Rudolf begged Lowy’s aunt to use her connections to Kuhnemann to have him and Lowy transferred to Camp A, seeing as the Nazis would periodically select prisoners from Camp B and Camp C, especially from among the elderly and the sick, to send away to concentration camps by cattle car. Nine months after arriving at SkarA?ysko-Kamienna, Lowy was separated from Rudolf once again. This time, she found herself on a train heading to the women’s section of Buchenwald, a concentration camp in Germany.

The new arrivals at Buchenwald were forced to surrender any valuables they had to the Nazis. Lowy desperately wanted to hold on to her steel comb, though. “There was no way I would give away my precious comb that my father had risked his life for,” she said. She decided that rather than hand over her comb to Nazi guards, she would bury it in the ground and return to look for it if she survived the war. Lowy was never able to find the comb. She still held on tightly to the memories it gave her of her time spent with Rudolf, though. “One has to find a reason to survive. My father was my reason,” Lowy said.

By March of 1945, there appeared to be a light at the end of the tunnel for Jews in Europe. Germany appeared to be losing battles continuously to the Allied forces, and the United States was bringing down the Axis Powers further by planning an invasion of Japan. That month, a gentile (non-Jewish) Belgian friend of Lowy’s visited her in Buchenwald with some smuggled newspapers. The newspapers suggested that the end of the war was near.

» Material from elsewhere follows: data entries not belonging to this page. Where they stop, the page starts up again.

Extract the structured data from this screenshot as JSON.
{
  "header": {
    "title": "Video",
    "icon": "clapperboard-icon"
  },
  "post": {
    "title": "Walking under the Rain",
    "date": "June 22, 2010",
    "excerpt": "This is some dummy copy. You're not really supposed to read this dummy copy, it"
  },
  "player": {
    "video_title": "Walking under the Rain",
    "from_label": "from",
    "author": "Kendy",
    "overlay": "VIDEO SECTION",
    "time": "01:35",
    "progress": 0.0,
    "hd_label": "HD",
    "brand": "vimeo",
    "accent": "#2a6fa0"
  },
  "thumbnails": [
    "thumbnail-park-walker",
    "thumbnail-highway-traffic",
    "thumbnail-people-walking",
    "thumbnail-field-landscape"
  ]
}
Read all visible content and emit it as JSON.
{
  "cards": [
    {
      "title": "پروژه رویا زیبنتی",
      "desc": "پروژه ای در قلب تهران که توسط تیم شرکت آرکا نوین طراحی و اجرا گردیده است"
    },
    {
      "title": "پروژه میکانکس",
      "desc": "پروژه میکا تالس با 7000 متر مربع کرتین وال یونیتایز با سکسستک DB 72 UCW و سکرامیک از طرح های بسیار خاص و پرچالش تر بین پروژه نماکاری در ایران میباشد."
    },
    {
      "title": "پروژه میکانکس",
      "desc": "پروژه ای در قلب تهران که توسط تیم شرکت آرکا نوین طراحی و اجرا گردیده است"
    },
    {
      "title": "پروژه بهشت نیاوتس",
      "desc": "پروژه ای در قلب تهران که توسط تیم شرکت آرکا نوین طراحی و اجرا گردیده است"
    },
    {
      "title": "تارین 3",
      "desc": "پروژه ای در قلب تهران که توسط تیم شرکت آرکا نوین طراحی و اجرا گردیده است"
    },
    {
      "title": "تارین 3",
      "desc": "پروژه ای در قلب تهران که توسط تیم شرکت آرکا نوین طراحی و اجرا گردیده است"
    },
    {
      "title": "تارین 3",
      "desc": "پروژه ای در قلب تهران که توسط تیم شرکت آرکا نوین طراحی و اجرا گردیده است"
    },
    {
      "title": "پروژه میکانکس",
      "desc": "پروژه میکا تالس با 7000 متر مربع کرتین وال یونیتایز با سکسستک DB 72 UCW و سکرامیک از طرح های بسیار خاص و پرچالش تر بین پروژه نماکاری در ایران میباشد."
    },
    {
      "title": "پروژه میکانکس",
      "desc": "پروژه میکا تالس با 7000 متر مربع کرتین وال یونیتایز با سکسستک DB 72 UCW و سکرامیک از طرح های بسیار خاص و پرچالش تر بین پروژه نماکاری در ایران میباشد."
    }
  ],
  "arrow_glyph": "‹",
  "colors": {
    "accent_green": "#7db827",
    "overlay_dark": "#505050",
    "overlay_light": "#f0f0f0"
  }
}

As March turned into April, the Germans learned that U.S. troops were advancing on Buchenwald and its subcamps from the west. They desperately evacuated the Buchenwald camp network and other camps in the area, pushing the prisoners away from the approaching American front in what became known as death marches.

More than 5,000 women at Buchenwald, including Lowy, were marched eastward. The German guards made the prisoners march almost nonstop and provided them with very little food. The women often had to resort to eating grass, and the guards could even ban that if they felt like it. Many of the women became too weak to continue on the march, and starved to death or were shot. Trying to escape from the march would also get a prisoner shot by the guards.

Lowy’s group passed through several already-evacuated concentration camps on their death march, which made them worry about what the Germans would do to them if they lost the war. One day, they walked by a farm and saw some farmers harvesting potatoes in a field. Lowy was barely able to restrain her Aunt Polly from trying to grab some, which was sure to anger their guards.

The women moved on and soon came to another farm. Weak and starving, they were hoping to get some food there, but instead, the guards locked them in a barn and lit it on fire. Once again, Lowy almost died, but before the flames consumed the barn and everyone in it, a Russian soldier rode by on a motorcycle, stopped the Germans, and let the women out. Lowy was finally liberated.